Website showcases secrets behind one of the BBC’s most successful tv drama adaptations
Researchers at the University of Nottingham and De Montfort University Leicester have revealed exactly how a renowned screenwriter turned a classic novel into a hit BBC television drama.
The team has created a new interactive website that shows, in detail, how George Eliot’s classic novel, Middlemarch, was adapted, by one of Britain’s most admired television dramatists, as a 6-part BBC serial in 1994. It brings together over 50 years’ worth of documents (screenplays, notes, letters, research materials) by celebrated screenwriter Andrew Davies and it takes visitors on a journey, from the novel to the final tv production, through layers of scripts, correspondence, interviews, photographs and audio and video clips.
The rich resource, which traces the production history of the landmark series, shot on location in the Lincolnshire town of Stamford, is furnished with over 300 multi-media assets, almost 500 notes and 41 editorial commentaries. It was created by a research team led by Professor Justin Smith, Director of the Cinema and Television History Institute, working closely with the George Eliot Archive and the George Eliot Fellowship.
Professor Smith explains: “Transforming Middlemarch, 150 years after the novel’s first serialised publication, sheds new light on the process of bringing a 19th century literary classic to television audiences of the 1990s though the application of 21st century digital humanities technologies.”
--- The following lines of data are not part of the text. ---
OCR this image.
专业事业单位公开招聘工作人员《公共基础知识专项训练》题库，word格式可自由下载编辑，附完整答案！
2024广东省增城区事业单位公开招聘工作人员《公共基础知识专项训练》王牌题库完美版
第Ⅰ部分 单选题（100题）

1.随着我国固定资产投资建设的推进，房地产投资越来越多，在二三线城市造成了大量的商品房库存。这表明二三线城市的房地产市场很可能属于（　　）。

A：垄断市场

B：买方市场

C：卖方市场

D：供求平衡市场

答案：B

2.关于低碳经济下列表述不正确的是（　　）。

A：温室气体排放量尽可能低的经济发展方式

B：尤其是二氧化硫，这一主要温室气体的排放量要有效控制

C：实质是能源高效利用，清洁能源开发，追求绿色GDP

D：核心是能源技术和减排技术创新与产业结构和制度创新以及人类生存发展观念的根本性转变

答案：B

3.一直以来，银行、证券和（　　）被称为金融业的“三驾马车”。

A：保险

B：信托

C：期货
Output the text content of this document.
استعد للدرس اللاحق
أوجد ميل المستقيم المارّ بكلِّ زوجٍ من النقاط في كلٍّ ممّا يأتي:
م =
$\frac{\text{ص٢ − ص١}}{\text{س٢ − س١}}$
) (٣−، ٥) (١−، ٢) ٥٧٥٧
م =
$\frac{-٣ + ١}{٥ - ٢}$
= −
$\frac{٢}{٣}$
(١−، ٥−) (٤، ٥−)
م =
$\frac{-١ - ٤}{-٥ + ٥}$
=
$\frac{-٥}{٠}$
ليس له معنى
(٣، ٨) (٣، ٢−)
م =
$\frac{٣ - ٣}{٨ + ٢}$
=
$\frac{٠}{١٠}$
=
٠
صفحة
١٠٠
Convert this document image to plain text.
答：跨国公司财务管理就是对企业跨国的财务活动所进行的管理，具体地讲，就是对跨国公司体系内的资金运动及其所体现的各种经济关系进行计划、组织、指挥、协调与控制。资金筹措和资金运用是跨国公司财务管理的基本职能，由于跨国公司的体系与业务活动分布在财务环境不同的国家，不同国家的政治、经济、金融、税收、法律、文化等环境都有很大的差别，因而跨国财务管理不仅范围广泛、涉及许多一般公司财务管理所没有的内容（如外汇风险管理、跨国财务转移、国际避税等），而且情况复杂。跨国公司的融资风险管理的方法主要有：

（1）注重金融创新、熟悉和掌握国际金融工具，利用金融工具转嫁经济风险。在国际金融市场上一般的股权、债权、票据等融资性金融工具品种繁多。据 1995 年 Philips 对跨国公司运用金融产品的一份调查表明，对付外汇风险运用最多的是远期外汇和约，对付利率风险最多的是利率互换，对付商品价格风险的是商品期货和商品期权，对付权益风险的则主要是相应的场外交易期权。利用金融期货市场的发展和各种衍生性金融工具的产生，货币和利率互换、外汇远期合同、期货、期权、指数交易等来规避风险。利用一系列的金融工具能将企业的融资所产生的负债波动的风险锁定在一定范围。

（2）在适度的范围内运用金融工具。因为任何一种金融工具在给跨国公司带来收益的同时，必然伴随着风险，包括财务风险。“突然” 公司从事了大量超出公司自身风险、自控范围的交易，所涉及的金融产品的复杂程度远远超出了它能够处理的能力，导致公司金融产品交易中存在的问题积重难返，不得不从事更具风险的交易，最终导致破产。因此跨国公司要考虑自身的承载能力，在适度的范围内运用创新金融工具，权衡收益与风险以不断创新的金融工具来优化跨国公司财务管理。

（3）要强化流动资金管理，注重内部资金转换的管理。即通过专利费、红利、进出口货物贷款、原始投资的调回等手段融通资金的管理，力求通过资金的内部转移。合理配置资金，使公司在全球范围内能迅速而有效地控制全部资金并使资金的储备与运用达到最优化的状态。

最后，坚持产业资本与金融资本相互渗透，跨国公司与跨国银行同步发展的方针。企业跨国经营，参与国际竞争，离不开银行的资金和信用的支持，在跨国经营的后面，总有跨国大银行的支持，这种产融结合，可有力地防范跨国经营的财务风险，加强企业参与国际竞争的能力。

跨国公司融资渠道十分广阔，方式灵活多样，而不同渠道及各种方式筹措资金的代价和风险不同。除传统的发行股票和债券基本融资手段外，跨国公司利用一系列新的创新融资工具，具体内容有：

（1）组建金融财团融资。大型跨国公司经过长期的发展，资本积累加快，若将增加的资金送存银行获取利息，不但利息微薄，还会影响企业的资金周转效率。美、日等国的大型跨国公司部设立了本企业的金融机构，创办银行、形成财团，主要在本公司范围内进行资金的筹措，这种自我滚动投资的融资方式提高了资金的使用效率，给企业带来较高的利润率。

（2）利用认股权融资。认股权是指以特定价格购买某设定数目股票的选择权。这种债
We hope this open access genetic edition will appeal not just to literary scholars and Eliot enthusiasts but will help inform fresh approaches to Adaptations and Television Studies alike.
Professor Justin Smith, Director of the Cinema and Television History Institute
Last year, a prototype was shown to screenwriters, educational publishers and digital archivists at a study day at the British Library, where feedback indicated “a lot of wide-ranging potential for the resource, beyond just academic study”, suggesting it would make a useful tool for people studying the art of screenwriting.
Dr Anna Blackwell, Assistant Professor in Drama at the University of Nottingham is an expert in adaptions and co-led the research. She explains: “Of all of George Eliot’s novels, Middlemarch is the least frequently adapted for screen and undoubtedly poses the greatest challenge for screenwriters like Davies. These challenges include Middlemarch’s large ensemble cast of characters, the novel’s significant length and Eliot’s distinctive, ironic narratorial voice which moves fluidly between perspectives. The genetic edition seeks to illuminate Davies’ adaptive practice as well as the efforts of the crew and cast to bring Eliot’s novel to life.”
By reading and comparing the edition’s two digitised screenplays and accompanying notes, detailed commentaries, interviews, photographs, design sketches and more, users are given a unique insight into the creation of the acclaimed television series.
Dr Anna Blackwell, Assistant Professor in Drama at the University of Nottingham
The 15-month project, drawing on Andrew Davies’ papers in DMU’s Special Collections and Eliot’s original manuscript pages from the British Library, has also involved the work of Research Fellow Dr Lucy Hobbs, Prof Gabriel Egan (Director of the Centre for Textual Studies), Dr Natalie Hayton (Archivist in DMU’s Special Collections department), and special advisor Dr Beverley Rilett (Director of the George Eliot Archive at the University of Auburn, Alabama).